Kengo Kuma’s office has recently completed a project in the Asakusa district of Tokyo that acts as a gathering space for both tourists and local people interested in the culture of this unique district. As a former resident of San Francisco, where locals often prefer to keep a safe distance from anything that could be understood as a touristic center, this project manages to merge services for locals and tourists under one roof in a way that feels very normal and humane. Referred to as the Asakusa Culture Tourist Information Center, the eight‐story building rises above most of the surrounding rooftops in an area where the city tries to preserve what little is left of the feeling of Edo period Tokyo. Somehow though, this building manages to stand tall in a way that has the feeling of a bunch of neighborhood kids scrambling together to make a human pyramid for fun, rather than the self‐important new comer that you might be expecting.
The first floor space is bustling with the activity of questions, answers and explanations being given to where is what, when is that, would you like to try this?
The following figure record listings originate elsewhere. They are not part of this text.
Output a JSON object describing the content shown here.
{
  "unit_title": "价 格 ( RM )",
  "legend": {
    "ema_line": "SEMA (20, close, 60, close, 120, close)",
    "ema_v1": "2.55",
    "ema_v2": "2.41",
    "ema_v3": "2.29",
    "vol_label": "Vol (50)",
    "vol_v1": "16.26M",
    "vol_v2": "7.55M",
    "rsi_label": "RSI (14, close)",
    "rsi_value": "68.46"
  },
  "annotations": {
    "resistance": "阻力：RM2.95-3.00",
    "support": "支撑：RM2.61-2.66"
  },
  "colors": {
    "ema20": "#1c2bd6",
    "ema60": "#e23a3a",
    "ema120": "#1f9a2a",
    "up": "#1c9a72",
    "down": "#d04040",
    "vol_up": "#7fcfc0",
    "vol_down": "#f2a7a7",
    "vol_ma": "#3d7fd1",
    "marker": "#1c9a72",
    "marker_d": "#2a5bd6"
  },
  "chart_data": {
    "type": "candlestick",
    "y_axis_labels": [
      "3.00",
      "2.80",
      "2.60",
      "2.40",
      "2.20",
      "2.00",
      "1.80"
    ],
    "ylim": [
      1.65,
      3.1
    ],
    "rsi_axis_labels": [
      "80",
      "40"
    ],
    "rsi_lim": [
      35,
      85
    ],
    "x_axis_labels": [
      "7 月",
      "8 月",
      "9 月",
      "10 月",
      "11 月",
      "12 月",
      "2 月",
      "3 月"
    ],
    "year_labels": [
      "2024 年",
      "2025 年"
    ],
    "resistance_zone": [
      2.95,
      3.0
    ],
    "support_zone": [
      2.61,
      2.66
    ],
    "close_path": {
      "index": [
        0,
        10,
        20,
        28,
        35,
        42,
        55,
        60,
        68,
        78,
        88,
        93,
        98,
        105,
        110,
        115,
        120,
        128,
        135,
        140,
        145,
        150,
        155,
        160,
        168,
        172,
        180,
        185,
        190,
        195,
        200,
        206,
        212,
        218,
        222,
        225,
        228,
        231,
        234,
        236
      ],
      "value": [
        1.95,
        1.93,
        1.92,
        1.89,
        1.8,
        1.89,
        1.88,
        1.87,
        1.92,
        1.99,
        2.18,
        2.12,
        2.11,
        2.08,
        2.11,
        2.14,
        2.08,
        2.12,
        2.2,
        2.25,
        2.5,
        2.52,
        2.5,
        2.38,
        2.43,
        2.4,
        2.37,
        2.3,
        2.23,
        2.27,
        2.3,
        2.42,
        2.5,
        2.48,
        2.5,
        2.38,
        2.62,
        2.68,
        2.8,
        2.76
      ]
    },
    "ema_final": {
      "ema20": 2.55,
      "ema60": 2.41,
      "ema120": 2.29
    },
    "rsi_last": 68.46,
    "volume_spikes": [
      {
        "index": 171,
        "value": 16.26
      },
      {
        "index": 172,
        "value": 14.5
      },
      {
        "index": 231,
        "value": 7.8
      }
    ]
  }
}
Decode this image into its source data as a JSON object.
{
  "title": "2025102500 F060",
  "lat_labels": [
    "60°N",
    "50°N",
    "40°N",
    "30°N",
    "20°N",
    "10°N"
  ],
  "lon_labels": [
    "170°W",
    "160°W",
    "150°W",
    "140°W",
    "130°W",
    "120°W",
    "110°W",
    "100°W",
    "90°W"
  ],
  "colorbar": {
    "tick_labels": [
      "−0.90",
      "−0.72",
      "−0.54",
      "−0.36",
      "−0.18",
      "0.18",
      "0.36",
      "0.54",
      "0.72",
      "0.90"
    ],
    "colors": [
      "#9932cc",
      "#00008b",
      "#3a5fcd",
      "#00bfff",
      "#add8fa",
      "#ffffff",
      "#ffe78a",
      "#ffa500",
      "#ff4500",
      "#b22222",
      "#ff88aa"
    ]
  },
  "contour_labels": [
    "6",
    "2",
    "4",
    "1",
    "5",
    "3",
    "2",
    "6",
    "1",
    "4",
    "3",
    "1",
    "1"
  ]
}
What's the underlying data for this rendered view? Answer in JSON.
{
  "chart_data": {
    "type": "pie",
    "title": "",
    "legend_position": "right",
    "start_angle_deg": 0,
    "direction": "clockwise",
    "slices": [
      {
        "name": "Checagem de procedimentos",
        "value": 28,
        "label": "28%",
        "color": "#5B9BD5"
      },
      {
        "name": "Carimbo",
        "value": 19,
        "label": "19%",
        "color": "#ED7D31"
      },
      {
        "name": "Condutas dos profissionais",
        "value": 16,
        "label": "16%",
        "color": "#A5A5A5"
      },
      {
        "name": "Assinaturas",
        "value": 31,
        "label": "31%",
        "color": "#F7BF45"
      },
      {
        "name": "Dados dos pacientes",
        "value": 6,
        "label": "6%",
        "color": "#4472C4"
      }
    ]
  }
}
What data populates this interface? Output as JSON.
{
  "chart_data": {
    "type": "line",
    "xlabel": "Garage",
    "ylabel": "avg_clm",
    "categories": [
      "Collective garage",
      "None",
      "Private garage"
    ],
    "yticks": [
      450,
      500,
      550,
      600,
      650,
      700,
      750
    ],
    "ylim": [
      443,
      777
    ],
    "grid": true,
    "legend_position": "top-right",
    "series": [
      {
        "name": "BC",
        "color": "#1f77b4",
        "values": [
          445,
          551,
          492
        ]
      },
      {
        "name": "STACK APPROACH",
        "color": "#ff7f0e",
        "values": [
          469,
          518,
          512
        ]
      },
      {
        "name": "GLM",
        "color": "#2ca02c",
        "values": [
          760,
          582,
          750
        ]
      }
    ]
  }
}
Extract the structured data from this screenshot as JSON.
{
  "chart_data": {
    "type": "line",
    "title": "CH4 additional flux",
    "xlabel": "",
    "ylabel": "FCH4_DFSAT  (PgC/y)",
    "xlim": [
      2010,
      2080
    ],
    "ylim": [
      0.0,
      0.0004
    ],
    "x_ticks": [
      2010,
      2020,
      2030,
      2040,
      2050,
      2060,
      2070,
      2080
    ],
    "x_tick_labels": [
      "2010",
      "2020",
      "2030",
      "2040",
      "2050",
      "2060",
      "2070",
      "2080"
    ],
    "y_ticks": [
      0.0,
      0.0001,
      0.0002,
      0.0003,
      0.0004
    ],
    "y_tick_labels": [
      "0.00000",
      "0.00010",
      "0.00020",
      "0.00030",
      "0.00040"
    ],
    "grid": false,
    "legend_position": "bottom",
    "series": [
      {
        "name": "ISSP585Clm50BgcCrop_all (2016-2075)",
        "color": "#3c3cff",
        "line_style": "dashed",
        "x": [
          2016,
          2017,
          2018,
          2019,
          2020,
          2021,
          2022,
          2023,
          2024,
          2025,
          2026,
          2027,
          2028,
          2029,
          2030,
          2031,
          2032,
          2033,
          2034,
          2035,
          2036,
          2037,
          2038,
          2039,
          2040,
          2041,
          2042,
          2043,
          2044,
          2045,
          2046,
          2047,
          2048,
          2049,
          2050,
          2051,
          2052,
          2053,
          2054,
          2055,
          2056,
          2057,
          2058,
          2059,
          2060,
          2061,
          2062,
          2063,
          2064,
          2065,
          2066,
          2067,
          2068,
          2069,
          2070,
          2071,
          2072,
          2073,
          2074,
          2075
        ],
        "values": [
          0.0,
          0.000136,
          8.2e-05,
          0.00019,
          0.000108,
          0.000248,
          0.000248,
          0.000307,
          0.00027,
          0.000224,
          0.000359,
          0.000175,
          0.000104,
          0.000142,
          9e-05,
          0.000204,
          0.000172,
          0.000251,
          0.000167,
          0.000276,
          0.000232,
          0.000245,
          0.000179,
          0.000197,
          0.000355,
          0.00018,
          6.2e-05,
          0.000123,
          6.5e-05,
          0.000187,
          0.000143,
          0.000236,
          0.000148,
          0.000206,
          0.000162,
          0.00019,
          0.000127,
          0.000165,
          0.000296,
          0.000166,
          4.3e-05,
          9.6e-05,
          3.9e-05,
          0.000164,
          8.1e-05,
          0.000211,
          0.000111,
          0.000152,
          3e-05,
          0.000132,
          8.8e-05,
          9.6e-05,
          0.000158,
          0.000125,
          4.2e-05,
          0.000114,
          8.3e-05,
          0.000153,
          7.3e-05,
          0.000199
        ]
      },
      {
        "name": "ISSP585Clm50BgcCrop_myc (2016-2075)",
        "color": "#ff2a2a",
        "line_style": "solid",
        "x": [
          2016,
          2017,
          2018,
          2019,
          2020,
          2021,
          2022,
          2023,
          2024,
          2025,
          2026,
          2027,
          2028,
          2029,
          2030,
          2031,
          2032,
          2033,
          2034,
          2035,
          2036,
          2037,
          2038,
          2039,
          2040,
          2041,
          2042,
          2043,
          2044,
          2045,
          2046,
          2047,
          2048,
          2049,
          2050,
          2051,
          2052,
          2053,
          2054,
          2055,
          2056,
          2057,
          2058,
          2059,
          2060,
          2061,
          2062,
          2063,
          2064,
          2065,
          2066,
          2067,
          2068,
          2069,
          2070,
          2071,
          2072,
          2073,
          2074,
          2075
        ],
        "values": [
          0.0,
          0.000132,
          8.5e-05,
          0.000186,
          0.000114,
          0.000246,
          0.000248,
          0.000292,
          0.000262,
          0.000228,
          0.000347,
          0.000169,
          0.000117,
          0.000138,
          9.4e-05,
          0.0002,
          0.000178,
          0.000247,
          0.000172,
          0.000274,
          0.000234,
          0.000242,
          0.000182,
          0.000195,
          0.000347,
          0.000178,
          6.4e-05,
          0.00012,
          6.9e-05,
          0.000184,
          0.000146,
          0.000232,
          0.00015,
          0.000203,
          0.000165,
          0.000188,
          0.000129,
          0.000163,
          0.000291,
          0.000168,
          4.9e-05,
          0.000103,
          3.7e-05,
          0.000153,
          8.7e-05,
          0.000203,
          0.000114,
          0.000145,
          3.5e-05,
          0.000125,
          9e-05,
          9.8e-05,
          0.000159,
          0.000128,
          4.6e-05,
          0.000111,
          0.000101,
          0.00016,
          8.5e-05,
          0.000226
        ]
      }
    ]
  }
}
The lobby opens up to a calmer space at the 2nd level that has a convenient long wooden counter to rest your elbows and take in the activity on the street below. Free wi‐fi and power outlets to recharge phones give you a chance to figure out where you are or where you want to go and check your email.
Each progressive floor takes on the shape of a house of its own as they stack vertically. Walking up through the building its clear that the project had to keep to a tight budget, but I appreciated the effort that was put into making the most of simple, affordable materials. There are spaces for exhibitions, movie screenings, community classes and meetings and on the roof level a viewing deck and a small cafe.
Accessible and free of charge, the roof deck is a great place to take in the views of Tokyo that always amaze me as they extend out in every direction as far you can see. A refreshing alternative to some of the glitzier venues that charge for access to city views and are often over crowded. I think this project captures a more human side of our role as architects in designing buildings that can serve a community in a positive way.